Eduardo, cargando a Dalia como si fuera un tesoro precioso, se volvió hacia mí.
-Llevaré a Dalia a su habitación. Probablemente deberíamos hacer que le revisen ese tobillo mañana. -Luego hizo una pausa, una extraña idea se le ocurrió-. Unos amigos tienen una reunión esta noche en el club. Algo casual. Se suponía que íbamos a ir. ¿Quieres... quieres que Dalia venga con nosotros?
Me quedé atónita. En mi vida pasada, siempre me había excluido de sus reuniones de "amigos tecnológicos". Decía que eran "aburridas para mí", llenas de jerga que no entendería. La verdad era que mantenía sus dos mundos separados. Pero ahora, con Dalia en sus brazos, la estaba invitando a mi mundo. La crueldad era impresionante.
Me estaba poniendo a prueba, viendo hasta dónde podía llevar el acto de la "prometida amable y comprensiva".
Pensé en mi vida. Era una heredera, sí, pero mi madre, el verdadero corazón de la familia Montenegro, había muerto cuando yo era joven. Mi padre era distante y mi abuelo en Monterrey, aunque poderoso, estaba envejeciendo. Había construido mi propia vida, mi propia carrera, separada del apellido familiar. Siempre había sido independiente. Él contaba con esa independencia, con mi orgullo.

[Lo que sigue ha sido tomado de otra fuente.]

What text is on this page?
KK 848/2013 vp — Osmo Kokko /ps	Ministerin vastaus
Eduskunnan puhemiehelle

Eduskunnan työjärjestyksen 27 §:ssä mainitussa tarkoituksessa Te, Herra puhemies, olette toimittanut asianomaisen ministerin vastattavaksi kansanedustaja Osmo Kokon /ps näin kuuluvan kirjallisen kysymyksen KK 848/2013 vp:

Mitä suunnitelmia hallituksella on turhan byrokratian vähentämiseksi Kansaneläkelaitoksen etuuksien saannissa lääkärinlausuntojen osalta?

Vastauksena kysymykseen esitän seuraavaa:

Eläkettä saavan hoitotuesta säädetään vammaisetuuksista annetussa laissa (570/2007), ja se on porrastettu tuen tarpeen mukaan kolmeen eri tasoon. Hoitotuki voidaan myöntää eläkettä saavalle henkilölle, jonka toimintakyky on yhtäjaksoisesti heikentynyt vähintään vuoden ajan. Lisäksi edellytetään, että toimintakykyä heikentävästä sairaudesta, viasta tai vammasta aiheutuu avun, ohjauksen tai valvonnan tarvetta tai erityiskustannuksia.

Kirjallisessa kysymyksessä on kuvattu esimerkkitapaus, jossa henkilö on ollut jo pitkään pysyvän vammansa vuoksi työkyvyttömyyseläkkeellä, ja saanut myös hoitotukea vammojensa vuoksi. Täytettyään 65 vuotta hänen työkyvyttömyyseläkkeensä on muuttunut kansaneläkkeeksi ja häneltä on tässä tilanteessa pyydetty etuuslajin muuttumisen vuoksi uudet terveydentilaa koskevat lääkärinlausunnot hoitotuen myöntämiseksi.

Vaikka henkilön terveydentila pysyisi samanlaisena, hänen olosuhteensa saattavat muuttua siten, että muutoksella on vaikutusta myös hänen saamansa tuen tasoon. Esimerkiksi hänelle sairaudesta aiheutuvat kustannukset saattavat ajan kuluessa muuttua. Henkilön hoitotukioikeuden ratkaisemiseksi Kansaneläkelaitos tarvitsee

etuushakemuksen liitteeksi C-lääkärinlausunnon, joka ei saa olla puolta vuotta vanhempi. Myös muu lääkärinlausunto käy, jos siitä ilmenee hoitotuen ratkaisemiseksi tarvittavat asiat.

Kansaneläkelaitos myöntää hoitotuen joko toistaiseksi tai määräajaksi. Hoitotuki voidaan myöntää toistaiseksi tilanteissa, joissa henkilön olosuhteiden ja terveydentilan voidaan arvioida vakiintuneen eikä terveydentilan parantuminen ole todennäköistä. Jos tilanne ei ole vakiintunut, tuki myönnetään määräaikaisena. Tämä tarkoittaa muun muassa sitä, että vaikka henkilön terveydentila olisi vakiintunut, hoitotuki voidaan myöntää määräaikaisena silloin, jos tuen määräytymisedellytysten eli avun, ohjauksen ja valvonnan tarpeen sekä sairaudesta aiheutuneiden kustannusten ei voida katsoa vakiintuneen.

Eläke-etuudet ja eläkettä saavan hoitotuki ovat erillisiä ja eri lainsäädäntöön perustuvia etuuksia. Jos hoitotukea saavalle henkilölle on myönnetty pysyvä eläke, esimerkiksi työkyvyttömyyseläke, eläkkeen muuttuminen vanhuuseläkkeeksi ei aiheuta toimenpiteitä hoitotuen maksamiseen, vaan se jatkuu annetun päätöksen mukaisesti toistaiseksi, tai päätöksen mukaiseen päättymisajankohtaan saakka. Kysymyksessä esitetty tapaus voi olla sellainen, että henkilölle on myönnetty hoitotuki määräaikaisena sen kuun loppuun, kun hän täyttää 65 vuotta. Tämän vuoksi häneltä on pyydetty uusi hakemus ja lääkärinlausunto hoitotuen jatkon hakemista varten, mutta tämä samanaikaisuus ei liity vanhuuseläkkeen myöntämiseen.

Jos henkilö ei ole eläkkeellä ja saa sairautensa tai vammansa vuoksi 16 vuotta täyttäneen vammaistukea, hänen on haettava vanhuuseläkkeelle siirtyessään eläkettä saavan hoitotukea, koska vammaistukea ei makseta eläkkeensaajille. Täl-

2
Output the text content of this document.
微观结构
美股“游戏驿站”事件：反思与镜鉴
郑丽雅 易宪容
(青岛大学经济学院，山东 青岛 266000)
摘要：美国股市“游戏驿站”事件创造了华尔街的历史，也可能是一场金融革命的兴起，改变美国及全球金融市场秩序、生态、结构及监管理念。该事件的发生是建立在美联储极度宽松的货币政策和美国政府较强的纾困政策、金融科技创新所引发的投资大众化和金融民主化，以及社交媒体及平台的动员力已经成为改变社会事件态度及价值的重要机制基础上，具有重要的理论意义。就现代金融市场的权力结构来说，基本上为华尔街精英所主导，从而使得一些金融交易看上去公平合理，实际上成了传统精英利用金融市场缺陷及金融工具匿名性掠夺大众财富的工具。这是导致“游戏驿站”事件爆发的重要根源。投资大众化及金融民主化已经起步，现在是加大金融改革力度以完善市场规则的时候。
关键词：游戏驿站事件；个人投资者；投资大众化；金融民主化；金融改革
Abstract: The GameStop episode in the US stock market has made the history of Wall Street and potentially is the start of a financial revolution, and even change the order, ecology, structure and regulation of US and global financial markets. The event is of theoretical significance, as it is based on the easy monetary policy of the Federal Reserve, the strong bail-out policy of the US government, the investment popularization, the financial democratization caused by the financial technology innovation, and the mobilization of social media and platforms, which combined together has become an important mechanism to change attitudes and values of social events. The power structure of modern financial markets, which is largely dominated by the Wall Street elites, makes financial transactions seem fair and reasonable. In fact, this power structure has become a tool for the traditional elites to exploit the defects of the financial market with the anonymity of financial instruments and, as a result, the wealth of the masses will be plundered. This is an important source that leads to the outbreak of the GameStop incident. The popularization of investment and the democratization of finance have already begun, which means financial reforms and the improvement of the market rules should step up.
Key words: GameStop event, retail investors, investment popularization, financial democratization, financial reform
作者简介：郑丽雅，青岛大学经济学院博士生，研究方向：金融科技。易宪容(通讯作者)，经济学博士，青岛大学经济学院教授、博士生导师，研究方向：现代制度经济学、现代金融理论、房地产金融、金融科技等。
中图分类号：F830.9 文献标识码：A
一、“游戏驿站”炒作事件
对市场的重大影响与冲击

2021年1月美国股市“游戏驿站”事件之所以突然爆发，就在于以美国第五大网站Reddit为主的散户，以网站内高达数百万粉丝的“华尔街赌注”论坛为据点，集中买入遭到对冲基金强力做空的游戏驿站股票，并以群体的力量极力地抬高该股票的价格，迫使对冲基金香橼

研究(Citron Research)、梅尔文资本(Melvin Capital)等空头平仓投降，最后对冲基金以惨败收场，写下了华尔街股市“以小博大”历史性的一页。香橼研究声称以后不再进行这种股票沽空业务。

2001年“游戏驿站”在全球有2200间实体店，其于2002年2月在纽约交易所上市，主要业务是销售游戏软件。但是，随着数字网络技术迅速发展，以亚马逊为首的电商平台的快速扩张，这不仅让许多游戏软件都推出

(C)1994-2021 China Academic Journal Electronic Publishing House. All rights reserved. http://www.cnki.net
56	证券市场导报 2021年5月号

-Sí -dije, mi voz uniforme-. Debería venir.
Tenía mis propias razones. Esta era una oportunidad. Una oportunidad de verlos operar en público, de reunir más pruebas para la espectacular implosión que estaba planeando.
Eduardo pareció sorprendido, luego complacido.
-Genial. Eso es muy generoso de tu parte, Amelia.
Llevó a Dalia escaleras arriba y me quedé sola en la silenciosa sala de estar. Generosa. No tenía ni idea. El hombre cuyo nombre era sinónimo de genio despiadado pensaba que estaba jugando conmigo, pero él era solo un peón en un juego que ni siquiera sabía que había comenzado.
Una hora más tarde, llegamos al exclusivo club en la azotea. El aire zumbaba con el murmullo de las conversaciones y el tintineo de las copas. Los amigos de Eduardo, una mezcla de prodigios de la tecnología y tiburones de las finanzas, nos saludaron con un entusiasmo familiar.
-¡Eduardo! ¡Amelia! ¡Llega la pareja del momento! -gritó uno de ellos, levantando su copa.
-¡Ustedes dos son la comidilla de la ciudad! ¡No puedo esperar a la boda del siglo! -agregó otro, dándole una palmada en la espalda a Eduardo.
Sonreí cortésmente, los elogios sabían a ceniza en mi boca. Ya lo había oído todo antes.
La conversación fluyó a mi alrededor, un río de jerga tecnológica y predicciones del mercado de valores. Entonces, uno de los amigos de Eduardo, un hombre llamado Marcos que había tomado demasiados whiskies, se volvió hacia Dalia.
-¿Y quién es esta encantadora señorita? -preguntó con una sonrisa torpe-. Eduardo, perro astuto, nos has estado ocultando algo.
Dalia se sonrojó lindamente.
-Soy la hermana de Amelia, Dalia.
Los ojos de Marcos se abrieron de par en par.
-¿Hermana? Pensé que eras hija única, Amelia.
Antes de que pudiera responder, Marcos continuó torpemente, sus palabras arrastrándose.
-Espera un minuto... Dalia... Dalia Ramírez... ¿No anduvieron tú y Eduardo en el pasado? ¿Antes de que conociera a Amelia?
La mesa se quedó en silencio. La charla casual se detuvo en seco.
Marcos, ajeno a todo, se rió.
-¡Hombre, qué pequeño es el mundo! Entonces, ¿cuál es el trato, Eduardo? ¿Estás obteniendo lo mejor de ambos mundos aquí? ¿Un pequeño desliz con la hermana por un lado?
El rostro de Eduardo se puso blanco. Le lanzó a Marcos una mirada que podría matar.
-No seas ridículo, Marcos. Estás borracho. Dalia y yo solo somos amigos. Es la hermana de Amelia.
Lo estaba negando. Negando la misma relación que había estado presumiendo en nuestra casa hacía apenas una hora. La hipocresía era asombrosa.
Sentí una fría sonrisa tocar mis labios. Todos los ojos estaban puestos en mí, esperando mi reacción. Esperaban que me enojara, que me pusiera celosa, que hiciera una escena.
Me incliné hacia adelante, mi voz tranquila y clara, cortando el espeso e incómodo silencio.
-¿Es eso cierto, Eduardo? -pregunté, mis ojos fijos en los suyos-. Nunca me dijiste que tú y Dalia tenían un pasado. Dime, ¿qué tan cercanos eran ustedes dos, exactamente?